Veggie Baked Ziti

Delicious comfort food at its low sodium best. This version of baked ziti is packed with fresh summer veggies – another great way to eat your zucchini!

Serves 6.

SODIUM CONTENT: 82.8 mg per serving


1 16-oz. pkg. dry ziti rigate

2 T. olive oil
1 medium onion, diced
1 medium green bell pepper, cored, seeded and diced
1 medium yellow squash, trimmed and diced
1 medium zucchini, trimmed and diced
4 cloves garlic, minced
1 15-oz. can no-salt-added whole tomatoes, drained and diced (or fresh peeled equivalent)
2 8-oz. cans no-salt-added tomato sauce
2 T. tomato paste
1 t. brown sugar
1 t. dried basil
1 t. dried marjoram
3/4 t. freshly ground black pepper
1/2 t. dried oregano
1/4 t. dried savory
1/4 t. dried thyme

8 oz. shredded fresh water-packed mozzarella cheese
2 T. grated parmesan cheese


Bring a large pot of water to boil over high heat. Add ziti, return to a boil and cook 12 minutes. Remove from heat, drain and return to pot. Set aside.

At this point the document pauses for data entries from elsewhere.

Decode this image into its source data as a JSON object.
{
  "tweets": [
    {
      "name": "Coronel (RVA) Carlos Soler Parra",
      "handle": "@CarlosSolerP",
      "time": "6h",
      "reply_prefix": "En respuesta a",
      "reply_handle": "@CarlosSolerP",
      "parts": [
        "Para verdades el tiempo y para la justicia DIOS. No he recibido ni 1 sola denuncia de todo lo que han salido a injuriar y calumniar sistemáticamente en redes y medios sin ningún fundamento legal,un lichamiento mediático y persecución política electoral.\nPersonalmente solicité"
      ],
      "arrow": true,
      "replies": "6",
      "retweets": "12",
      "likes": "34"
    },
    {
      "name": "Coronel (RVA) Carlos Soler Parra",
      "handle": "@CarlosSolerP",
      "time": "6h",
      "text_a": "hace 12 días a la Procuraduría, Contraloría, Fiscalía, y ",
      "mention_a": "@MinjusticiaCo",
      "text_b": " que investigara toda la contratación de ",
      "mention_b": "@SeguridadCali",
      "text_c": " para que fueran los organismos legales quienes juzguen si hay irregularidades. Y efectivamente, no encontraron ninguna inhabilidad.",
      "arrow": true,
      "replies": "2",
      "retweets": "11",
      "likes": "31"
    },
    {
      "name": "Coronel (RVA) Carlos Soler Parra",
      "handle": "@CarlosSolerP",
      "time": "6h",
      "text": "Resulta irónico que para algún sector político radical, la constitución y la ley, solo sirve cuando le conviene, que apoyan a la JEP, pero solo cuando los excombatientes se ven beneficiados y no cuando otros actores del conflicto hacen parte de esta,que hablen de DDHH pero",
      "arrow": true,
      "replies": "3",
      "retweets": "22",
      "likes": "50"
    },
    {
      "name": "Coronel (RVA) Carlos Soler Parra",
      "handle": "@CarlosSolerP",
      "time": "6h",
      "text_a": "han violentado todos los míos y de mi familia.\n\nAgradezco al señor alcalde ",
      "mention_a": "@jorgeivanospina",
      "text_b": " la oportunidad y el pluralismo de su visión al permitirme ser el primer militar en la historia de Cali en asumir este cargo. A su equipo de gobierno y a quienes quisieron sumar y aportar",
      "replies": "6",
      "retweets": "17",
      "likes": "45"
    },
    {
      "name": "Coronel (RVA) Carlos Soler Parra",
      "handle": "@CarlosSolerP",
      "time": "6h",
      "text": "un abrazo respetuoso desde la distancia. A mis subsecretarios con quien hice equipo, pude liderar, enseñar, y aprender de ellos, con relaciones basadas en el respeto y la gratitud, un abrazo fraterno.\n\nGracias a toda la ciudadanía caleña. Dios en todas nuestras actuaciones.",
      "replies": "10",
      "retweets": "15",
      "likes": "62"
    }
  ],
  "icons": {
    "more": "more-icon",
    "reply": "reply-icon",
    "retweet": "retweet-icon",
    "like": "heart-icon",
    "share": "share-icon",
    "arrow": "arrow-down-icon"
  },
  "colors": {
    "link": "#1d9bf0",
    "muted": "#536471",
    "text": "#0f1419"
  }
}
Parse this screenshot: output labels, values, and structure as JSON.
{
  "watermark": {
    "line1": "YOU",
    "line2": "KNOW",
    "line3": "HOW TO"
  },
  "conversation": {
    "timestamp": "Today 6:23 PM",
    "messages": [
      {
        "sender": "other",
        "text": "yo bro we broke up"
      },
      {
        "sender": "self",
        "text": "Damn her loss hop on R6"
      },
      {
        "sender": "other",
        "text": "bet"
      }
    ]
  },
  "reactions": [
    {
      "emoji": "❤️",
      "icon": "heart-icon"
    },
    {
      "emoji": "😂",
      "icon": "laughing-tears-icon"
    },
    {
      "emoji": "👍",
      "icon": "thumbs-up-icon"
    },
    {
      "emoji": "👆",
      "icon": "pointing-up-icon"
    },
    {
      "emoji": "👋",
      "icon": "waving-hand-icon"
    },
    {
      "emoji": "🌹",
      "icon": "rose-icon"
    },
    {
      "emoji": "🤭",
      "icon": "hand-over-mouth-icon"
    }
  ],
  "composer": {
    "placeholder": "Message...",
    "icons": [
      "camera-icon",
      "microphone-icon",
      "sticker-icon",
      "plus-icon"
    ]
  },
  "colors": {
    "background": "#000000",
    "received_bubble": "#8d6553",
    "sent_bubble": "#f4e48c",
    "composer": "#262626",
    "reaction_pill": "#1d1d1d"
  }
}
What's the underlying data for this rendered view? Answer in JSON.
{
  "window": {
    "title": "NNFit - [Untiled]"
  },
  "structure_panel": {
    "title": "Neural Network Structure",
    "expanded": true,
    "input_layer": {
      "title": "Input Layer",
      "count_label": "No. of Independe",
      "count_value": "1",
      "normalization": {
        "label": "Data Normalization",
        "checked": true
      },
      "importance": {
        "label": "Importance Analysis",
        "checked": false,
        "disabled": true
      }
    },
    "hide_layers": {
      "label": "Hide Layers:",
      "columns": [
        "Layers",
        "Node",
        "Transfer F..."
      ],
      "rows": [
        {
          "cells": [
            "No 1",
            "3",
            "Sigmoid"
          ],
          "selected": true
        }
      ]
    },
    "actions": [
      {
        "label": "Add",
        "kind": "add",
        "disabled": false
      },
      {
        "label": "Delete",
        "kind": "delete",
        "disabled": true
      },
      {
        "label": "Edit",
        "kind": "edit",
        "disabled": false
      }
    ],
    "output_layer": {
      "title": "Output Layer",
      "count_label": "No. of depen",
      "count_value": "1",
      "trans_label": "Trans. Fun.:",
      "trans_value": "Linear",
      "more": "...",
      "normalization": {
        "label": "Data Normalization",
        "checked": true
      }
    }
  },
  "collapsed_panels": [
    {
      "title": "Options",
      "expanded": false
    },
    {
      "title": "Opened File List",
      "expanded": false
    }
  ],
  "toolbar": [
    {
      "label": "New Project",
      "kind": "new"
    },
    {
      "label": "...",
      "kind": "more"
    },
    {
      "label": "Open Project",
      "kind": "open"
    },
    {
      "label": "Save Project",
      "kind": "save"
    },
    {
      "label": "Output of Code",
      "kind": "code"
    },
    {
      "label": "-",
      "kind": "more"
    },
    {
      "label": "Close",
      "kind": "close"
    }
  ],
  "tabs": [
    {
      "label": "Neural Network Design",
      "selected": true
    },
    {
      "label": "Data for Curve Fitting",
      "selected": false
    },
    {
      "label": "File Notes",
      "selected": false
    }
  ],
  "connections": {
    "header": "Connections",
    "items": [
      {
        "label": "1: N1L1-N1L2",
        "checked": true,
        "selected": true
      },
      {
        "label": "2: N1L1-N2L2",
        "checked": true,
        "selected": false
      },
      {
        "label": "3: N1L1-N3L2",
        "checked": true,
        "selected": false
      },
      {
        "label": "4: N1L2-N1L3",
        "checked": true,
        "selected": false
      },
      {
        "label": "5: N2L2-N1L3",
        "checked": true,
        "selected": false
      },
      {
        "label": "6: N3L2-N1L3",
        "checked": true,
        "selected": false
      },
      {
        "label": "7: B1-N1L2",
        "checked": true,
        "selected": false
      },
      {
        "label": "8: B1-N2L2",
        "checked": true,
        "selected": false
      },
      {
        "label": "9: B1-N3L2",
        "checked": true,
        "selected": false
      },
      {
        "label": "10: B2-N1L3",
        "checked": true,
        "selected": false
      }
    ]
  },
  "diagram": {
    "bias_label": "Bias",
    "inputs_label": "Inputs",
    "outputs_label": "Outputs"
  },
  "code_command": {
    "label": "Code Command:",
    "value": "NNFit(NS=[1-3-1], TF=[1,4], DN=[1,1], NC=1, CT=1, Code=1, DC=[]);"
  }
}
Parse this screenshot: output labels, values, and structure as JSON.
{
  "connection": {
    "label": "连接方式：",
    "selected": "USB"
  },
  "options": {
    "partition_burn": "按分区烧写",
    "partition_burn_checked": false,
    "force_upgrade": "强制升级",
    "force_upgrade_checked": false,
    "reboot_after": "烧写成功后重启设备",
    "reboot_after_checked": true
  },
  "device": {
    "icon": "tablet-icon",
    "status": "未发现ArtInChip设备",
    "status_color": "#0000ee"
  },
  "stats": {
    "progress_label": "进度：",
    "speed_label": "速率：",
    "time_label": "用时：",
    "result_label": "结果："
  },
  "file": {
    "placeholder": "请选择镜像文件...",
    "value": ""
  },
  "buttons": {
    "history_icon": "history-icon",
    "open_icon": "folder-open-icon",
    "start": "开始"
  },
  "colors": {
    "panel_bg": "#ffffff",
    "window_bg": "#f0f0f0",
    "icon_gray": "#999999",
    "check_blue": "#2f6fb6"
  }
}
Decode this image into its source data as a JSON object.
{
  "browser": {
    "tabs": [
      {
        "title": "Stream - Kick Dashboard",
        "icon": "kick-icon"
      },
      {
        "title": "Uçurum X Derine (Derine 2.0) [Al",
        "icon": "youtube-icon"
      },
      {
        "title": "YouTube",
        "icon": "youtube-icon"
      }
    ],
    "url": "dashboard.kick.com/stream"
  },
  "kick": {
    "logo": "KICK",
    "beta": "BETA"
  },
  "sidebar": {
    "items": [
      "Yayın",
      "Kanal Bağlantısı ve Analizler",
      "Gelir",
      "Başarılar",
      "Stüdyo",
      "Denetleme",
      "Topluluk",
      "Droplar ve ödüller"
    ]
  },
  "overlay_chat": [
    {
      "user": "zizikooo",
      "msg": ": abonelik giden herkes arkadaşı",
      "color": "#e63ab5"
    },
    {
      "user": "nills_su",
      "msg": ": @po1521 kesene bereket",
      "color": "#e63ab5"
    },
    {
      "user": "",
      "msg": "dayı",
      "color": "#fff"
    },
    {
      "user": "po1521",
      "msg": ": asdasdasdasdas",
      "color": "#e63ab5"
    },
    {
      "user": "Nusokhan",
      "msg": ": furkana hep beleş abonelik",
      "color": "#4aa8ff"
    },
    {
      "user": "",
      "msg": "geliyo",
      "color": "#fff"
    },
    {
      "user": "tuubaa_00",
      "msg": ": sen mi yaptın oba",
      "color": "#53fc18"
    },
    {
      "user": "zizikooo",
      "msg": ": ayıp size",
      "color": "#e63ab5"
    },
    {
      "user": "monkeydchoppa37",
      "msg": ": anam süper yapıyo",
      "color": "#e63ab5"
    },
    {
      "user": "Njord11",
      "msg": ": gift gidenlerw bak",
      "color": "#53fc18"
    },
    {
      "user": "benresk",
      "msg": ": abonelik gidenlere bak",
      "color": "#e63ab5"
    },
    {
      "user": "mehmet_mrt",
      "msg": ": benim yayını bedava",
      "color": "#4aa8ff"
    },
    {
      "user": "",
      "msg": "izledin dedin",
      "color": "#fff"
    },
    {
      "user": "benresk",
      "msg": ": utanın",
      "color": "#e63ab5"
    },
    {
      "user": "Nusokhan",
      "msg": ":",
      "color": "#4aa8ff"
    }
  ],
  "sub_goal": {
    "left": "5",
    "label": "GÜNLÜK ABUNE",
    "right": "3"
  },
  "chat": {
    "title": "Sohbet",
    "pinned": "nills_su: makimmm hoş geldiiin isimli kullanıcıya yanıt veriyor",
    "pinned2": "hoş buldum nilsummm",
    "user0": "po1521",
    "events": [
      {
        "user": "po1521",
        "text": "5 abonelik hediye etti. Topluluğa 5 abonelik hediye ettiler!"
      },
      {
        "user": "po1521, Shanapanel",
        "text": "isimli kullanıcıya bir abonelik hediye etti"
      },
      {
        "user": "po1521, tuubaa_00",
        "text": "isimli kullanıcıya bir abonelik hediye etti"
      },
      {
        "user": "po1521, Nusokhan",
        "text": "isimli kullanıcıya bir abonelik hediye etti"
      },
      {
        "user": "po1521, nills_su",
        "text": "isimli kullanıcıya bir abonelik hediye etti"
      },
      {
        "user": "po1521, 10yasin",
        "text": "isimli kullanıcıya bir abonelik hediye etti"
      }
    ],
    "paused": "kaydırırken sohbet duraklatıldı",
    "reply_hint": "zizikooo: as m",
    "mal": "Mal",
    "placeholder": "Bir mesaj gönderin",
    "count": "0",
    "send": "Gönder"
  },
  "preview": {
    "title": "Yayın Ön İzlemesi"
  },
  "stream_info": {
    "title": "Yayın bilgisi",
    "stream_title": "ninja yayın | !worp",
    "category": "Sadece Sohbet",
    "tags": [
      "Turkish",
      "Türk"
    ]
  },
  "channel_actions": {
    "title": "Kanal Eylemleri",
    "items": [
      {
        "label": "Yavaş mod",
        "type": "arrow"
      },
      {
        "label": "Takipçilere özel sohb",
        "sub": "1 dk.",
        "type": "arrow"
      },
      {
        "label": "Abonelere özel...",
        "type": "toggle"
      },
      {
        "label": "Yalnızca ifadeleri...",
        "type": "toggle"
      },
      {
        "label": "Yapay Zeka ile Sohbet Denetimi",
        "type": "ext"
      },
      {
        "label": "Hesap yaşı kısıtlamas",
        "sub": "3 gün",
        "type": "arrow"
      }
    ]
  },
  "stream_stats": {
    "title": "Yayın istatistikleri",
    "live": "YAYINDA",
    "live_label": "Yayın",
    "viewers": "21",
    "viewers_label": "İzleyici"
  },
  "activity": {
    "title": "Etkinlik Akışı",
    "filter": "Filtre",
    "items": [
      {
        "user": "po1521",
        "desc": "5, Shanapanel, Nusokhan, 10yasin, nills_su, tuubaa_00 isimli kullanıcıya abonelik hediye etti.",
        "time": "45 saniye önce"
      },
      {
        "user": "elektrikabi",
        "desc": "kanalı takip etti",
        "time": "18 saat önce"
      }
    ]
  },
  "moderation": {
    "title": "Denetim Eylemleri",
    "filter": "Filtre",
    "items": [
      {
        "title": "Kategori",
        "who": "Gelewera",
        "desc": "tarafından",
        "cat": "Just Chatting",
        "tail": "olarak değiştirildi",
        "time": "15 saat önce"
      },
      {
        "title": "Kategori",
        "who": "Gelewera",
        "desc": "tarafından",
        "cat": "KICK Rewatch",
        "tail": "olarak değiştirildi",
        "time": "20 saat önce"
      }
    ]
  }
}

Preheat oven to 350 degrees.

Heat oil in a saute pan over medium-high. Add onion and garlic and saute 3 minutes. Add diced green pepper, squash, zucchini and tomatoes and cook, stirring, 10 minutes. Add remaining sauce ingredients and simmer uncovered 10 minutes, stirring occasionally. Remove from heat. Pour sauce into the pot of pasta. Add half of the shredded mozzarella and stir to combine. Pour mixture into a 9 x 13-inch oven-proof casserole dish. Sprinkle remaining cheeses over top, then cover with aluminum foil. Place pan on middle rack in oven and bake 30 minutes. Remove from oven, remove foil and serve immediately.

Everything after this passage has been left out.